Contain your anger as much as possible. You may certainly want to validate your child’s feelings and empathize with how bored he might feel. However, it will fuel your child’s frustration if you complain about the program’s inadequacies. Your reaction can serve as a model for how to be persistent with advocacy, but also respectful toward the individuals involved, and strategic in identifying what battles to pick. You can be a role model of patience, tolerance, and acceptance in the face of disappointment.

Many gifted children recognize that some classes, programs, and years in school are more engaging and challenging than others. They benefit from an understanding that this ebb and flow will continue throughout their time in school. Until public education is able to consistently support the needs of gifted children and adolescents, parents can help their children develop the skills, creativity and patience to learn as much as possible in an imperfect situation. 

Wednesday, September 11, 2013

When children realize they are gifted

Maybe it happens when they realize that they can multiply and their classmates cannot even add. Maybe it’s when they figure out there’s no Santa or Tooth Fairy, long before their friends know. Maybe it’s when the same old games their friends are playing just seem silly and boring.

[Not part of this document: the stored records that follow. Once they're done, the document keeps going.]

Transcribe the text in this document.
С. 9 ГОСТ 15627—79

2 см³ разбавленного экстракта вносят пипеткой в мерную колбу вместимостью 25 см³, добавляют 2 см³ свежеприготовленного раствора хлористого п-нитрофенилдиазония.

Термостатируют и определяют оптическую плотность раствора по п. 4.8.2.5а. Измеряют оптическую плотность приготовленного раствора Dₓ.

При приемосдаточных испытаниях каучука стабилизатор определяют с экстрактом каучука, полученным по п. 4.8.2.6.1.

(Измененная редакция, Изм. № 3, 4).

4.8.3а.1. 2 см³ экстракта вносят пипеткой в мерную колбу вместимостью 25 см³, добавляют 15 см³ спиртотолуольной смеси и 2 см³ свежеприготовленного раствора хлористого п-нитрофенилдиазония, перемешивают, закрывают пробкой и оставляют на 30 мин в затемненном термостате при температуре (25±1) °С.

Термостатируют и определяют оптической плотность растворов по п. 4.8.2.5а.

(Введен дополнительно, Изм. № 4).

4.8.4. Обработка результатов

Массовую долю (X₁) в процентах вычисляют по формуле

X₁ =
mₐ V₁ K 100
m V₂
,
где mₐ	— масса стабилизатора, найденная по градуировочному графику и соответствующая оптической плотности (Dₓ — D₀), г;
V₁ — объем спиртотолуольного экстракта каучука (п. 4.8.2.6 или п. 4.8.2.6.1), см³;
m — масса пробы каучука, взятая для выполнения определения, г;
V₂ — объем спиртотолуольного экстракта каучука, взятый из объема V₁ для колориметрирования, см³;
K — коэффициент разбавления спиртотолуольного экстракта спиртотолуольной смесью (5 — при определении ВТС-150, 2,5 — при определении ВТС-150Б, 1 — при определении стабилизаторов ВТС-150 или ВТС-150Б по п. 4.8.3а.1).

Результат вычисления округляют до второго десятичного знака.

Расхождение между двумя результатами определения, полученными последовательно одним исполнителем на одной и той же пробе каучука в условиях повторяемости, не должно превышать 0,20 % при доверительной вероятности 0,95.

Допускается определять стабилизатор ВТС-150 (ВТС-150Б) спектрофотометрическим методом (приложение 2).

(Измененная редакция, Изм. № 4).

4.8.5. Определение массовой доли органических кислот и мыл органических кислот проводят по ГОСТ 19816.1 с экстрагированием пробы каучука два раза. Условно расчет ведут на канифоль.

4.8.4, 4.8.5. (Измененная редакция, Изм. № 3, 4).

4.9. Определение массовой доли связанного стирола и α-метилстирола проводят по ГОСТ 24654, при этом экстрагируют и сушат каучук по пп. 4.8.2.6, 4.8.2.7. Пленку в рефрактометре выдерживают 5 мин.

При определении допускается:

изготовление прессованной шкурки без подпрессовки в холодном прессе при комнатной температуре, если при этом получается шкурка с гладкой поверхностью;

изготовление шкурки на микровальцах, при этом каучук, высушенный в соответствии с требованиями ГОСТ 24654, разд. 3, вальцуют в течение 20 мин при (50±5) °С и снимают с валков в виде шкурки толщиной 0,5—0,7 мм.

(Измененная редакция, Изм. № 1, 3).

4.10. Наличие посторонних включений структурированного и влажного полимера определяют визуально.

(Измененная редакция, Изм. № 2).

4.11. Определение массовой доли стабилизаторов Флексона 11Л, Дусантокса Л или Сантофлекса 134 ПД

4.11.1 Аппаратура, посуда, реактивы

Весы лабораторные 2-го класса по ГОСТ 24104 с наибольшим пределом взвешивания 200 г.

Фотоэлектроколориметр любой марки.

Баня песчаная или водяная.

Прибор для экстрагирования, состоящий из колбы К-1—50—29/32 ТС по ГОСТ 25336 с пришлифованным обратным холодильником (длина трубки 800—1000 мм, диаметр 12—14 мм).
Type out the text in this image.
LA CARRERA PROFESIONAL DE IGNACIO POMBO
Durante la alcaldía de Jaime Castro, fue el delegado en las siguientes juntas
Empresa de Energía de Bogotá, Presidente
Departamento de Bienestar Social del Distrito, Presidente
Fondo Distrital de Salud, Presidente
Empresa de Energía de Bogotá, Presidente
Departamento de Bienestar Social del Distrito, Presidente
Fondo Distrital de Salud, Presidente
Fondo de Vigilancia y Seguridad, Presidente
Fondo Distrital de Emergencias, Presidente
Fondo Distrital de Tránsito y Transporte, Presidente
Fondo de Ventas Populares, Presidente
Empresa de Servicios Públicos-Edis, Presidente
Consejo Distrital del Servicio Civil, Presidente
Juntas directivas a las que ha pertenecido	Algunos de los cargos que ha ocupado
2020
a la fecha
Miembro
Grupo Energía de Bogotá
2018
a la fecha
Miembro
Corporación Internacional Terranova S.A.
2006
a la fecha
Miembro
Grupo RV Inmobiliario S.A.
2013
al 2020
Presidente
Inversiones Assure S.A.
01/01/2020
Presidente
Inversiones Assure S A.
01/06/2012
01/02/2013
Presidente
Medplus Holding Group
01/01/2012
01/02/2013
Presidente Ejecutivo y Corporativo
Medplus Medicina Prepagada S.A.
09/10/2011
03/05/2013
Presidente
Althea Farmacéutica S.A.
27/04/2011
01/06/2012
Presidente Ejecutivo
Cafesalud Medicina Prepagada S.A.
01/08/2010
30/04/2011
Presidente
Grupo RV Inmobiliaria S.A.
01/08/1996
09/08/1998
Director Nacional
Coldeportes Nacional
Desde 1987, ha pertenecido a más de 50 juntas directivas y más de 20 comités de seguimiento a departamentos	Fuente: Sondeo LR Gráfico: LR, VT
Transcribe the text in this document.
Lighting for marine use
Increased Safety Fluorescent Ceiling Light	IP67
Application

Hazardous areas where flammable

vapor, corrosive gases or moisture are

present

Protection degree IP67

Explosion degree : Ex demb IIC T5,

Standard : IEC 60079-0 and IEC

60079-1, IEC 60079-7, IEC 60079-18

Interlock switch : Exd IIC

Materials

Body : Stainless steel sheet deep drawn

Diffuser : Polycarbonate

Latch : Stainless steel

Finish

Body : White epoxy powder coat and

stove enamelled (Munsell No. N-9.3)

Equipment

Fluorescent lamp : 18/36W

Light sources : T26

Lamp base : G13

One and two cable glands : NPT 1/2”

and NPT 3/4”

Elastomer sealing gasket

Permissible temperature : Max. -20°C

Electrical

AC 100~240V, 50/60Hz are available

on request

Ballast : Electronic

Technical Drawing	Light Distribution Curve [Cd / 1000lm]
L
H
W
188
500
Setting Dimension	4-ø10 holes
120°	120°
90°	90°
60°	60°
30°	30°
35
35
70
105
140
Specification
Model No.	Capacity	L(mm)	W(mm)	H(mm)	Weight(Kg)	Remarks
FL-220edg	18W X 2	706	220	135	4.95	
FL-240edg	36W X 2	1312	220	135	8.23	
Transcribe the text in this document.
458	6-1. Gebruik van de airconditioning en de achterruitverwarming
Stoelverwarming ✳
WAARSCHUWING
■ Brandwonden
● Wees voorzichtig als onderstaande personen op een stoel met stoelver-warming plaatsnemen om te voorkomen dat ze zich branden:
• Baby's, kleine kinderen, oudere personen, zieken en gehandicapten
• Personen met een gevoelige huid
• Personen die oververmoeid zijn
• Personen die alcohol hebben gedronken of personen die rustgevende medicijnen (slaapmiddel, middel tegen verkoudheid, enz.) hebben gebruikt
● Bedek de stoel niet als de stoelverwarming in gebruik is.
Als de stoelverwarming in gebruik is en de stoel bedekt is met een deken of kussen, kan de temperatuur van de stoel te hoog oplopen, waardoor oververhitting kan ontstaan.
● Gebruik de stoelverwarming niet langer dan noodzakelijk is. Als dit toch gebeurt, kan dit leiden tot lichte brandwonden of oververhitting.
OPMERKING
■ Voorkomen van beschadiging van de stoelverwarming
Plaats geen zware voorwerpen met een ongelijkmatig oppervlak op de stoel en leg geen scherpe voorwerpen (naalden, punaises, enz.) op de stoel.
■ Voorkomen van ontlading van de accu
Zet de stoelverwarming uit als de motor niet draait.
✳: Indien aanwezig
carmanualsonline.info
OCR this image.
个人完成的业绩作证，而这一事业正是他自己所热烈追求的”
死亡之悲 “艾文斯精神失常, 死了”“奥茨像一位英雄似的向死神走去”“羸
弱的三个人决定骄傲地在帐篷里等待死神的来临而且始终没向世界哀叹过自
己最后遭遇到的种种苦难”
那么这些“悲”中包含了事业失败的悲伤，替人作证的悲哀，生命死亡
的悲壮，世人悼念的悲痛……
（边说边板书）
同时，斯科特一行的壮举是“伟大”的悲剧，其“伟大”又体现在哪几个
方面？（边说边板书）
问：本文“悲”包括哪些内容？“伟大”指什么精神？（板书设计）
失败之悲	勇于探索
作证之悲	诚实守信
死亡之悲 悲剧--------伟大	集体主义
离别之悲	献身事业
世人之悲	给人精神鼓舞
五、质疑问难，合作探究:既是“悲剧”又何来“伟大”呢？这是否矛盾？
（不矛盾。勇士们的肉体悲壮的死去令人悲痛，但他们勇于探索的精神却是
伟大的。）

At some point, gifted children recognize that they are different from their peers. No one has to tell them. They realize it on their own. Often there is a defining moment when it first registers that they “get it” in ways others will never grasp. Frequently this realization is accompanied by pride and excitement, but sometimes by confusion or even guilt. “Hey, I thought my friends were just like me. Why don’t they see things the same way? What does it mean if I figure things out so quickly? Will it mean I’ll always be different?

Young children don’t understand what “gifted” means. But they do notice the fuss parents and teachers make about their abilities. When too much praise is offered, they may become confused. “I don’t get any reward for cleaning up my toys, but they make a big deal about something that comes so easily to me.” “Why is it so important that I can solve math problems the other kids can’t do? Does this make me better than them?”

Due to a lack of maturity, young children also may become bossy and impatient with peers who fail to perform at their ability level. Gifted children can start to believe that their intelligence is critical to their self-concept, and that performing poorly will disappoint those who love them. They may believe that their abilities are all that matter about them.

Most gifted children will not articulate their “aha” moment. Gifted adults sometimes recall their first awareness of being gifted. But young children have neither the words, nor the maturity to fully put it in perspective. Parents should be alert to signs that their child is comparing his or her abilities to those of others. Comments or questions regarding differences in skills, devaluing peers for being too “slow,” expressions of impatience and boredom, excessive boasting about accomplishments, and complaints about feeling misunderstood because of precocious interests all warrant discussion.

Parents need to help their gifted children understand what it means to be gifted, and that their abilities make them no more “special” than their friends. Rather than a confusing, ambivalent experience, a child's awareness of being gifted should be a positive awakening, and a threshold to endless possibilities. Parents are in an ideal position to provide the framework and guidance to help their child understand it. 

What were the defining moments when you realized you were gifted?